Leopold GOTTLIEB (1879-1933)
Portrait of Adolphe Basler.
Oil on canvas.
Signed upper left.
Located lower right.
Has an inscription on the back "Portrait of Mr Adolphe Basler".
111 x 111 cm.
Petits manques, restaurations et repeints.
Oil on canvas, signed lower right. 43.7 x 43.7 in.
French private collection.
Adolphe Basler (1878-1849):
Author, collector, art historian, critic and gallery owner, Basler belonged to the artistic milieu of Montparnasse at the beginning of the 20th century. Coming from a family of rabbis from Krakow, he arrived in Paris in 1898 and frequented the Parisian intellectual and literary milieu (Paul Fort and André Salmon) and painters (Modigliani and Pascin). He was introduced there by the Polish poet Mécislas Golberg. He soon opened a gallery where he exhibited Kisling among the first. In the 20's he directed in the Sèvres Gallery where Utrillo, Dufy and Coubine were exhibited. His writings on art are numerous (monographs on contemporary artists, African arts). He participates in aesthetic debates in magazines (Revue Blanche, Mercure de France and Die Aktion, Der Cicerone) and is recognized as an eminent art critic. His friendships with artists, his intellectual influence and his impressive physique have made him a model for many painters: Kisling (who made him a cubist portrait in 1914), Modigliani, Czobel and Grünewald.

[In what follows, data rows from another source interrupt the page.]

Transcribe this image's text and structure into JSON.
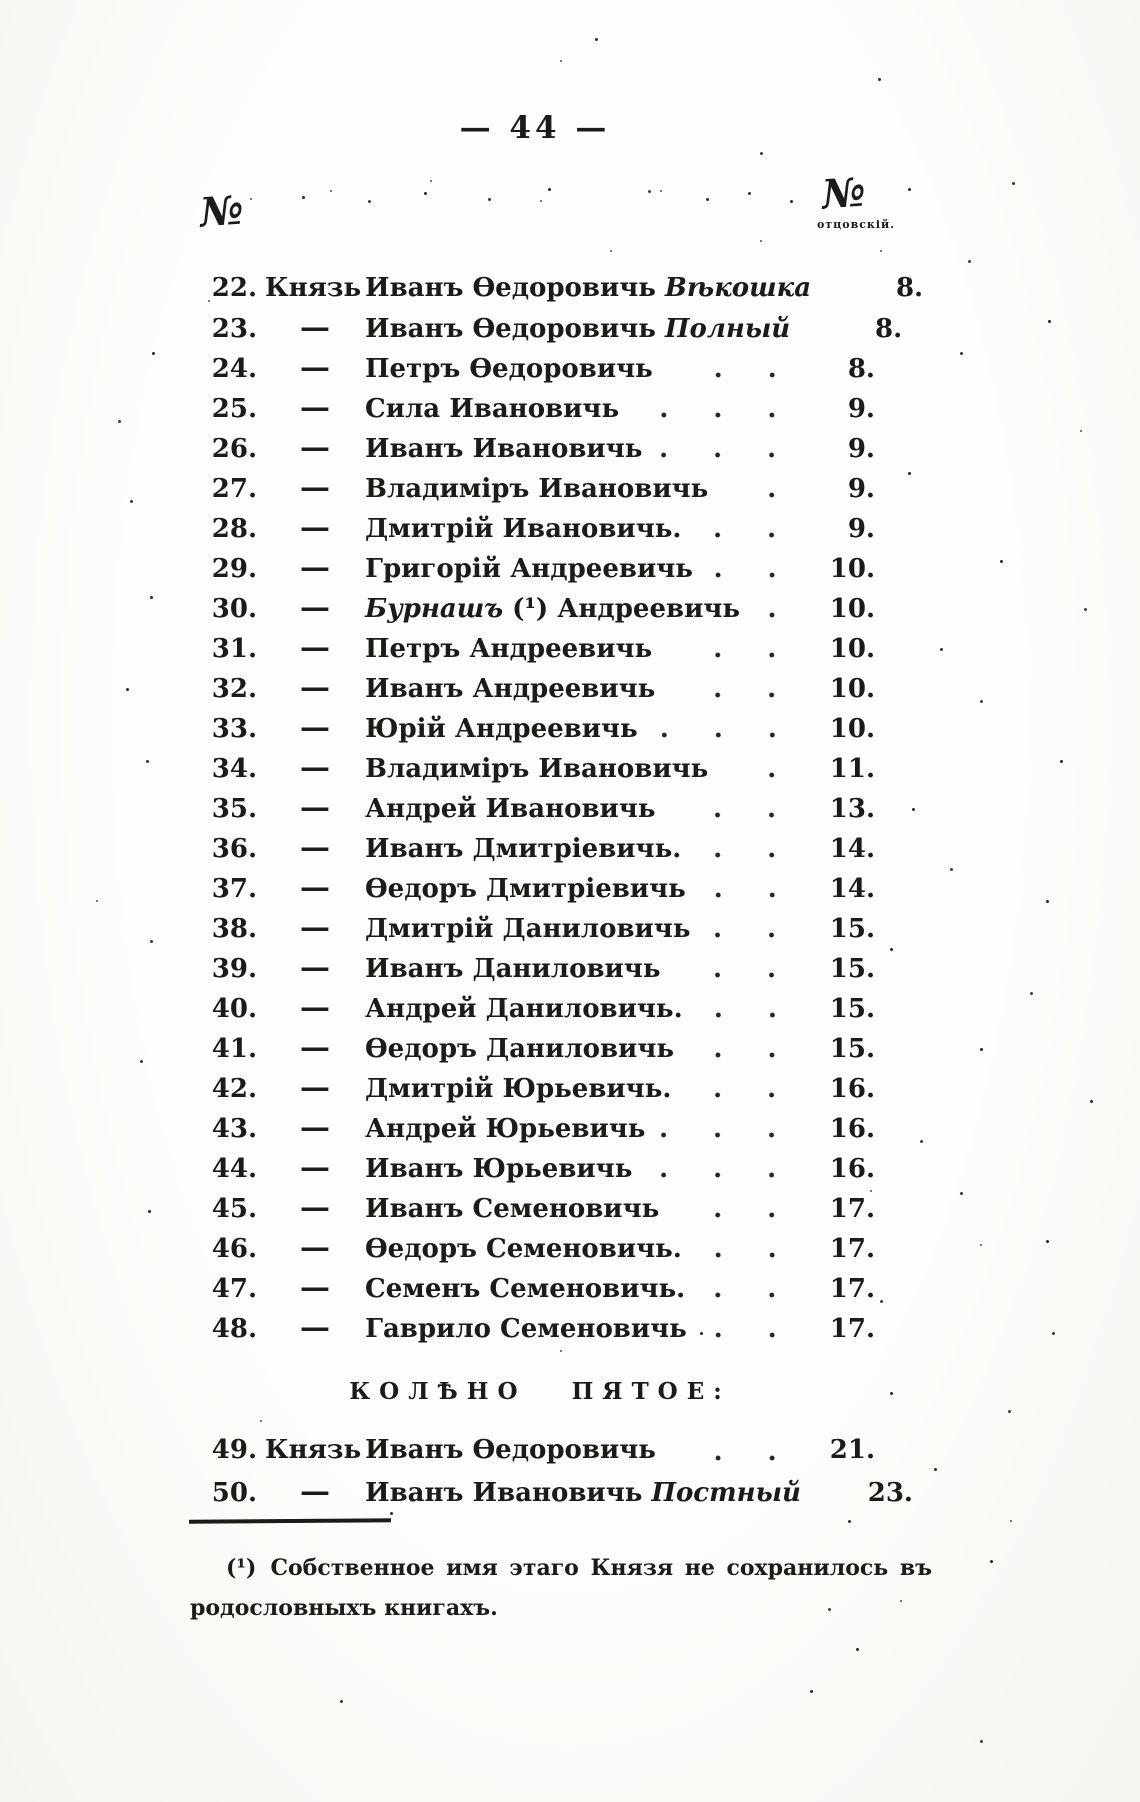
{
  "page_header": {
    "page_number": "— 44 —",
    "left_column_symbol": "№",
    "right_column_symbol": "№",
    "right_column_caption": "отцовскій."
  },
  "entries": [
    {
      "num": "22.",
      "prefix": "Князь",
      "lead_italic": "",
      "name": "Иванъ Ѳедоровичь",
      "epithet": "Вѣкошка",
      "father_no": "8."
    },
    {
      "num": "23.",
      "prefix": "—",
      "lead_italic": "",
      "name": "Иванъ Ѳедоровичь",
      "epithet": "Полный",
      "father_no": "8."
    },
    {
      "num": "24.",
      "prefix": "—",
      "lead_italic": "",
      "name": "Петръ Ѳедоровичь",
      "epithet": "",
      "father_no": "8."
    },
    {
      "num": "25.",
      "prefix": "—",
      "lead_italic": "",
      "name": "Сила Ивановичь",
      "epithet": "",
      "father_no": "9."
    },
    {
      "num": "26.",
      "prefix": "—",
      "lead_italic": "",
      "name": "Иванъ Ивановичь",
      "epithet": "",
      "father_no": "9."
    },
    {
      "num": "27.",
      "prefix": "—",
      "lead_italic": "",
      "name": "Владиміръ Ивановичь",
      "epithet": "",
      "father_no": "9."
    },
    {
      "num": "28.",
      "prefix": "—",
      "lead_italic": "",
      "name": "Дмитрій Ивановичь.",
      "epithet": "",
      "father_no": "9."
    },
    {
      "num": "29.",
      "prefix": "—",
      "lead_italic": "",
      "name": "Григорій Андреевичь",
      "epithet": "",
      "father_no": "10."
    },
    {
      "num": "30.",
      "prefix": "—",
      "lead_italic": "Бурнашъ",
      "name": "(¹) Андреевичь",
      "epithet": "",
      "father_no": "10."
    },
    {
      "num": "31.",
      "prefix": "—",
      "lead_italic": "",
      "name": "Петръ Андреевичь",
      "epithet": "",
      "father_no": "10."
    },
    {
      "num": "32.",
      "prefix": "—",
      "lead_italic": "",
      "name": "Иванъ Андреевичь",
      "epithet": "",
      "father_no": "10."
    },
    {
      "num": "33.",
      "prefix": "—",
      "lead_italic": "",
      "name": "Юрій Андреевичь",
      "epithet": "",
      "father_no": "10."
    },
    {
      "num": "34.",
      "prefix": "—",
      "lead_italic": "",
      "name": "Владиміръ Ивановичь",
      "epithet": "",
      "father_no": "11."
    },
    {
      "num": "35.",
      "prefix": "—",
      "lead_italic": "",
      "name": "Андрей Ивановичь",
      "epithet": "",
      "father_no": "13."
    },
    {
      "num": "36.",
      "prefix": "—",
      "lead_italic": "",
      "name": "Иванъ Дмитріевичь.",
      "epithet": "",
      "father_no": "14."
    },
    {
      "num": "37.",
      "prefix": "—",
      "lead_italic": "",
      "name": "Ѳедоръ Дмитріевичь",
      "epithet": "",
      "father_no": "14."
    },
    {
      "num": "38.",
      "prefix": "—",
      "lead_italic": "",
      "name": "Дмитрій Даниловичь",
      "epithet": "",
      "father_no": "15."
    },
    {
      "num": "39.",
      "prefix": "—",
      "lead_italic": "",
      "name": "Иванъ Даниловичь",
      "epithet": "",
      "father_no": "15."
    },
    {
      "num": "40.",
      "prefix": "—",
      "lead_italic": "",
      "name": "Андрей Даниловичь.",
      "epithet": "",
      "father_no": "15."
    },
    {
      "num": "41.",
      "prefix": "—",
      "lead_italic": "",
      "name": "Ѳедоръ Даниловичь",
      "epithet": "",
      "father_no": "15."
    },
    {
      "num": "42.",
      "prefix": "—",
      "lead_italic": "",
      "name": "Дмитрій Юрьевичь.",
      "epithet": "",
      "father_no": "16."
    },
    {
      "num": "43.",
      "prefix": "—",
      "lead_italic": "",
      "name": "Андрей Юрьевичь",
      "epithet": "",
      "father_no": "16."
    },
    {
      "num": "44.",
      "prefix": "—",
      "lead_italic": "",
      "name": "Иванъ Юрьевичь",
      "epithet": "",
      "father_no": "16."
    },
    {
      "num": "45.",
      "prefix": "—",
      "lead_italic": "",
      "name": "Иванъ Семеновичь",
      "epithet": "",
      "father_no": "17."
    },
    {
      "num": "46.",
      "prefix": "—",
      "lead_italic": "",
      "name": "Ѳедоръ Семеновичь.",
      "epithet": "",
      "father_no": "17."
    },
    {
      "num": "47.",
      "prefix": "—",
      "lead_italic": "",
      "name": "Семенъ Семеновичь.",
      "epithet": "",
      "father_no": "17."
    },
    {
      "num": "48.",
      "prefix": "—",
      "lead_italic": "",
      "name": "Гаврило Семеновичь",
      "epithet": "",
      "father_no": "17."
    }
  ],
  "section_heading": "КОЛѢНО ПЯТОЕ:",
  "entries2": [
    {
      "num": "49.",
      "prefix": "Князь",
      "lead_italic": "",
      "name": "Иванъ Ѳедоровичь",
      "epithet": "",
      "father_no": "21."
    },
    {
      "num": "50.",
      "prefix": "—",
      "lead_italic": "",
      "name": "Иванъ Ивановичь",
      "epithet": "Постный",
      "father_no": "23."
    }
  ],
  "footnote": {
    "mark": "(¹)",
    "text": "Собственное имя этаго Князя не сохранилось въ родословныхъ книгахъ."
  },
  "ink_color": "#1d1b18"
}
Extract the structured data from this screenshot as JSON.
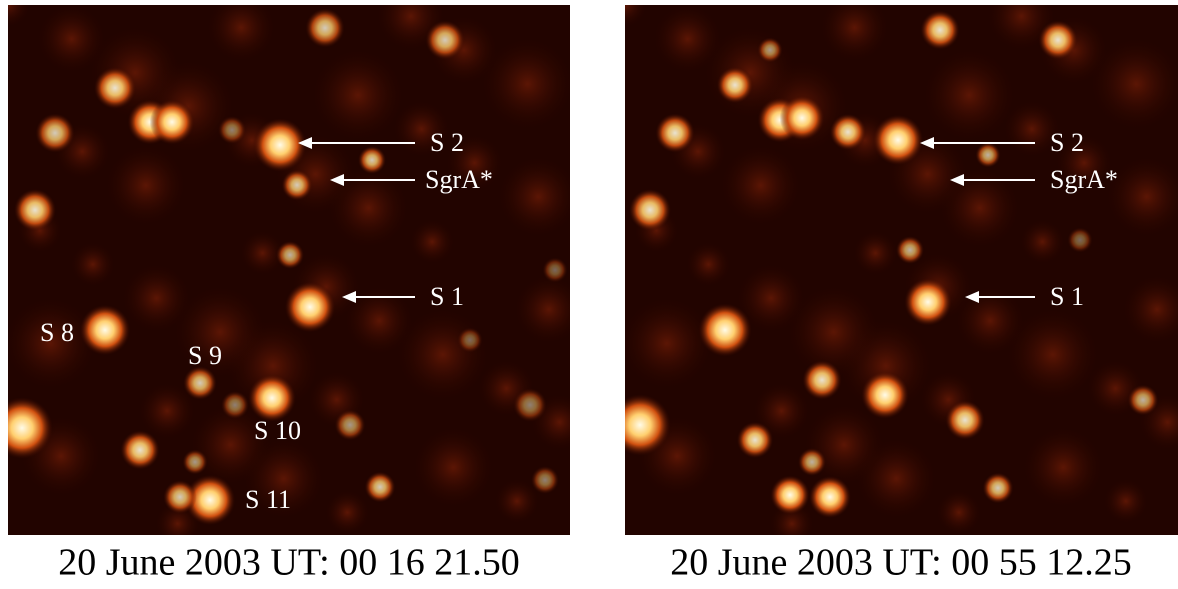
{
  "panels": [
    {
      "caption": "20 June 2003 UT: 00 16 21.50",
      "labels": [
        "S 2",
        "SgrA*",
        "S 1",
        "S 8",
        "S 9",
        "S 10",
        "S 11"
      ]
    },
    {
      "caption": "20 June 2003 UT: 00 55 12.25",
      "labels": [
        "S 2",
        "SgrA*",
        "S 1"
      ]
    }
  ]
}
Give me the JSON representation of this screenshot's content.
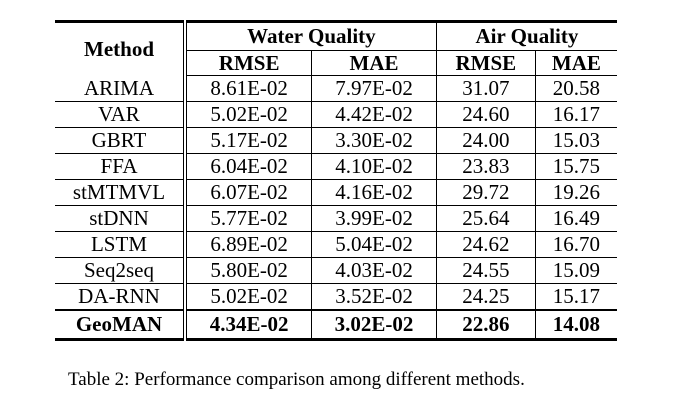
{
  "table": {
    "method_header": "Method",
    "groups": [
      "Water Quality",
      "Air Quality"
    ],
    "metrics": [
      "RMSE",
      "MAE",
      "RMSE",
      "MAE"
    ],
    "rows": [
      {
        "method": "ARIMA",
        "values": [
          "8.61E-02",
          "7.97E-02",
          "31.07",
          "20.58"
        ]
      },
      {
        "method": "VAR",
        "values": [
          "5.02E-02",
          "4.42E-02",
          "24.60",
          "16.17"
        ]
      },
      {
        "method": "GBRT",
        "values": [
          "5.17E-02",
          "3.30E-02",
          "24.00",
          "15.03"
        ]
      },
      {
        "method": "FFA",
        "values": [
          "6.04E-02",
          "4.10E-02",
          "23.83",
          "15.75"
        ]
      },
      {
        "method": "stMTMVL",
        "values": [
          "6.07E-02",
          "4.16E-02",
          "29.72",
          "19.26"
        ]
      },
      {
        "method": "stDNN",
        "values": [
          "5.77E-02",
          "3.99E-02",
          "25.64",
          "16.49"
        ]
      },
      {
        "method": "LSTM",
        "values": [
          "6.89E-02",
          "5.04E-02",
          "24.62",
          "16.70"
        ]
      },
      {
        "method": "Seq2seq",
        "values": [
          "5.80E-02",
          "4.03E-02",
          "24.55",
          "15.09"
        ]
      },
      {
        "method": "DA-RNN",
        "values": [
          "5.02E-02",
          "3.52E-02",
          "24.25",
          "15.17"
        ]
      }
    ],
    "best_row": {
      "method": "GeoMAN",
      "values": [
        "4.34E-02",
        "3.02E-02",
        "22.86",
        "14.08"
      ]
    }
  },
  "caption": "Table 2: Performance comparison among different methods."
}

The art of Léopold Gottlieb.
Arrived in France in 1899, he was one of the Poles from Montparnasse alongside the painters Hayden, Zak, Mela Muter and the sculptors Ostrowski and Nadelman. His art is marked by his experiences linked to the Avant-Garde (Group of Five from Krakow, the Viennese Secession in which he participated, Fauvism and Cubism at the Salon d'Automne in Paris where he exhibited between 1904 and 1934).
Our portrait of Basler, certainly painted around 1920, reflects these mixed influences. The seated figure possesses a constructive solidity to be matched with the assured psychology of the intellectual. The strong and discontinuous drawing comes from the German expressionists, while the bright green, yellow and brick-red colours are the result of a fauvism that is here somewhat muted.